Si tratta in estrema sintesi dell’opzione ‘al calcolo contributivo’, dell’uscita anticipata con penalizzazione e della “proposta Tridico”, con anticipo della sola quota contributiva delle pensioni a 63 anni d’età anagrafica e con 20 anni di contribuzione versata, per poi recuperare la fetta retributiva al raggiungimento dei requisiti di vecchiaia.

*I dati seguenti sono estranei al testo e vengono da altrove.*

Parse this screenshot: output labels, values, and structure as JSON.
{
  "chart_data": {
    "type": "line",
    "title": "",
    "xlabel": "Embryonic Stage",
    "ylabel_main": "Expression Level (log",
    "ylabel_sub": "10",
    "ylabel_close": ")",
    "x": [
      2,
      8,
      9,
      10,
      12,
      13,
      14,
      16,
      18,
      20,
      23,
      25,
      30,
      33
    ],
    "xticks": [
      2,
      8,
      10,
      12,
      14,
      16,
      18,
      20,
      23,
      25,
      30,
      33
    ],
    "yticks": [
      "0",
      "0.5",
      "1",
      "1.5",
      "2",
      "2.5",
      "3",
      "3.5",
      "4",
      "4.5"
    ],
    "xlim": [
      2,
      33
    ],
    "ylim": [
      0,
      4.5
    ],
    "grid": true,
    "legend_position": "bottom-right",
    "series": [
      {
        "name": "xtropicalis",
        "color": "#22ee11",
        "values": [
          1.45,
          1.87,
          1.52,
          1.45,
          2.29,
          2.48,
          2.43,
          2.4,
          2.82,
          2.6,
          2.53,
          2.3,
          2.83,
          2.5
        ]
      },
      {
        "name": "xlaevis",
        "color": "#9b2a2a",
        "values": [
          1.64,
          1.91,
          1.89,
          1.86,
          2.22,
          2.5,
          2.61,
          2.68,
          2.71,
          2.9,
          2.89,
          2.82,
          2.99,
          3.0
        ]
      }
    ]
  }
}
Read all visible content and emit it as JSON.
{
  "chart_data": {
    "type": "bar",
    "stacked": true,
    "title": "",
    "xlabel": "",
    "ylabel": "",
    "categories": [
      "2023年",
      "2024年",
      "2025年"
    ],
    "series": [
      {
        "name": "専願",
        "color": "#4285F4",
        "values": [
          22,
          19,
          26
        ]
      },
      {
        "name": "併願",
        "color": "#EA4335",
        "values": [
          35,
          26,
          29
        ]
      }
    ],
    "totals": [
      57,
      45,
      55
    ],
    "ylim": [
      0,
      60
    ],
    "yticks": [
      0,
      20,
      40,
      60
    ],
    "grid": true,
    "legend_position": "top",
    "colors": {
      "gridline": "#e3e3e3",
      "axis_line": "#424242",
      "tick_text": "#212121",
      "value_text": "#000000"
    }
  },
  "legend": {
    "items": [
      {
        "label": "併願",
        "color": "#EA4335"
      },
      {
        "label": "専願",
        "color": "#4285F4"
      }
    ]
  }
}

Secondo l’istituto di previdenza ognuna delle tre proposte sarebbe fattibile sul piano dei costi, contribuirebbe a ridurre l’impatto sui conti pubblici e consentirebbe dunque di recuperare sostenibilità, per un sistema previdenziale che non può restare tale e quale. Nel Rapporto Inps 2022 non a caso si sottolinea che la sostenibilità del patto intergenerazionale è un requisito molto importante per ‘salvare’ la previdenza in Italia.
Senza contare quanto sottolineato nel dossier con riferimento alla questione del divario di genere. Infatti nel 2021 la differenza tra uomini e donne nel reddito pensionistico è stata di più di 6mila euro: urge intervenire anche su questo fronte, insomma.
All’interno del Rapporto annuale Inps l’istituto ricorda inoltre che a fine 2022 si concluderà l’esperienza a tempo limitato di Quota 102, che dall’inizio di quest’anno ha preso il posto di Quota 100. Il punto è che se entro la fine di dicembre le istituzioni e le parti sociali non si accorderanno e vareranno nuove misure di riforma delle pensioni, da gennaio 2023 la sicura conseguenza sarà il ritorno all’applicazione tout court della legge Fornero. Ecco perché l’Inps si augura positivi sviluppi dal confronto tra governo e sindacati.